In spring 2024, the team are keen to point out that what the project has demonstrated to date is only a working prototype on one test track, with just one train and one OBU. Of the results so far, says Boboc, “it’s a good pragmatic first step in the right direction, but there are still other steps to be done to make this a solution at country level and at continent level. From a technical point of view, I don’t see big obstacles are blocking points. But it’s also a matter of promoting the solution and making it both commercially viable and stable.”

At present, each European country gets to decide the moment they begin to start the transition away from 2G and towards 4G and 5G. Finland’s decision in 2015 was that it did not want to continue reinvesting in the 2G GSM-R solution for something which would soon be obsolete. But during this decade, many countries have continued investing in 2G GSM-R because the lifespan has been prolonged due of the delays of FRMCS. This latest real-world testing verifies that the Finnish two-step approach is doable, possibly even scalable in Europe and is, with small amendments, in accordance with the current regulations.

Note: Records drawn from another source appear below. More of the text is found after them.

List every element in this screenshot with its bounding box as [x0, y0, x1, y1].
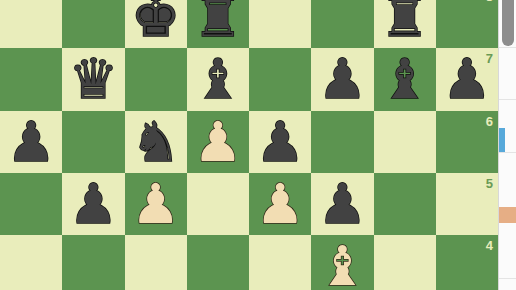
square-g8[interactable]: ♜ — [374, 0, 436, 48]
black-pawn[interactable]: ♟ — [311, 48, 373, 110]
scrollbar-thumb[interactable] — [502, 0, 514, 46]
black-king[interactable]: ♚ — [125, 0, 187, 48]
square-e4[interactable] — [249, 235, 311, 290]
square-a6[interactable]: ♟ — [0, 111, 62, 173]
active-move-highlight[interactable] — [499, 207, 516, 223]
square-g7[interactable]: ♝ — [374, 48, 436, 110]
square-e7[interactable] — [249, 48, 311, 110]
square-h8[interactable]: 8 — [436, 0, 498, 48]
white-pawn[interactable]: ♟ — [187, 111, 249, 173]
rank-label-5: 5 — [486, 176, 493, 191]
white-bishop[interactable]: ♝ — [311, 235, 373, 290]
rank-label-4: 4 — [486, 238, 493, 253]
black-pawn[interactable]: ♟ — [249, 111, 311, 173]
square-h4[interactable]: 4 — [436, 235, 498, 290]
board: ♚♜♜8♛♝♟♝♟7♟♞♟♟6♟♟♟♟5♝4 — [0, 0, 498, 290]
square-g5[interactable] — [374, 173, 436, 235]
square-e5[interactable]: ♟ — [249, 173, 311, 235]
black-bishop[interactable]: ♝ — [187, 48, 249, 110]
square-e8[interactable] — [249, 0, 311, 48]
square-f5[interactable]: ♟ — [311, 173, 373, 235]
square-b6[interactable] — [62, 111, 124, 173]
square-a8[interactable] — [0, 0, 62, 48]
square-g6[interactable] — [374, 111, 436, 173]
rank-label-8: 8 — [486, 0, 493, 4]
square-b8[interactable] — [62, 0, 124, 48]
black-pawn[interactable]: ♟ — [62, 173, 124, 235]
square-f8[interactable] — [311, 0, 373, 48]
black-rook[interactable]: ♜ — [187, 0, 249, 48]
rank-label-6: 6 — [486, 114, 493, 129]
square-h5[interactable]: 5 — [436, 173, 498, 235]
square-c8[interactable]: ♚ — [125, 0, 187, 48]
square-g4[interactable] — [374, 235, 436, 290]
square-a4[interactable] — [0, 235, 62, 290]
square-h7[interactable]: ♟7 — [436, 48, 498, 110]
square-c4[interactable] — [125, 235, 187, 290]
square-b4[interactable] — [62, 235, 124, 290]
blue-indicator — [499, 128, 505, 152]
square-b7[interactable]: ♛ — [62, 48, 124, 110]
black-queen[interactable]: ♛ — [62, 48, 124, 110]
square-c6[interactable]: ♞ — [125, 111, 187, 173]
move-list-separator — [499, 152, 516, 153]
black-knight[interactable]: ♞ — [125, 111, 187, 173]
white-pawn[interactable]: ♟ — [125, 173, 187, 235]
black-bishop[interactable]: ♝ — [374, 48, 436, 110]
move-list-separator — [499, 278, 516, 279]
square-d7[interactable]: ♝ — [187, 48, 249, 110]
square-h6[interactable]: 6 — [436, 111, 498, 173]
move-list-separator — [499, 99, 516, 100]
square-e6[interactable]: ♟ — [249, 111, 311, 173]
square-a5[interactable] — [0, 173, 62, 235]
square-c7[interactable] — [125, 48, 187, 110]
square-d4[interactable] — [187, 235, 249, 290]
square-d6[interactable]: ♟ — [187, 111, 249, 173]
square-f4[interactable]: ♝ — [311, 235, 373, 290]
square-a7[interactable] — [0, 48, 62, 110]
app-window: ♚♜♜8♛♝♟♝♟7♟♞♟♟6♟♟♟♟5♝4 — [0, 0, 516, 290]
square-f7[interactable]: ♟ — [311, 48, 373, 110]
square-c5[interactable]: ♟ — [125, 173, 187, 235]
square-d8[interactable]: ♜ — [187, 0, 249, 48]
move-list-separator — [499, 47, 516, 48]
black-pawn[interactable]: ♟ — [0, 111, 62, 173]
square-f6[interactable] — [311, 111, 373, 173]
board-viewport: ♚♜♜8♛♝♟♝♟7♟♞♟♟6♟♟♟♟5♝4 — [0, 0, 498, 290]
rank-label-7: 7 — [486, 51, 493, 66]
sidebar — [498, 0, 516, 290]
square-b5[interactable]: ♟ — [62, 173, 124, 235]
square-d5[interactable] — [187, 173, 249, 235]
black-pawn[interactable]: ♟ — [311, 173, 373, 235]
white-pawn[interactable]: ♟ — [249, 173, 311, 235]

Concludes, Simon Indola, Development Manager, FRMCS, Digirail, “By utilising mobile network operators, we can show that you don’t have to buy your own antennas and base stations and you can use existing resources in a reliable way. Now, we seem to have a solution that might allow the railway operators to not to have to upgrade their ETCS from Level 2.1 to 3.0, but to continue to utilise their main investment into 2.1. My prediction is that what we have now achieved in Finland will be the winning solution across Europe in the future because the problems with the current standard and the future availability of equipment will push everyone to rethink FRMCS.”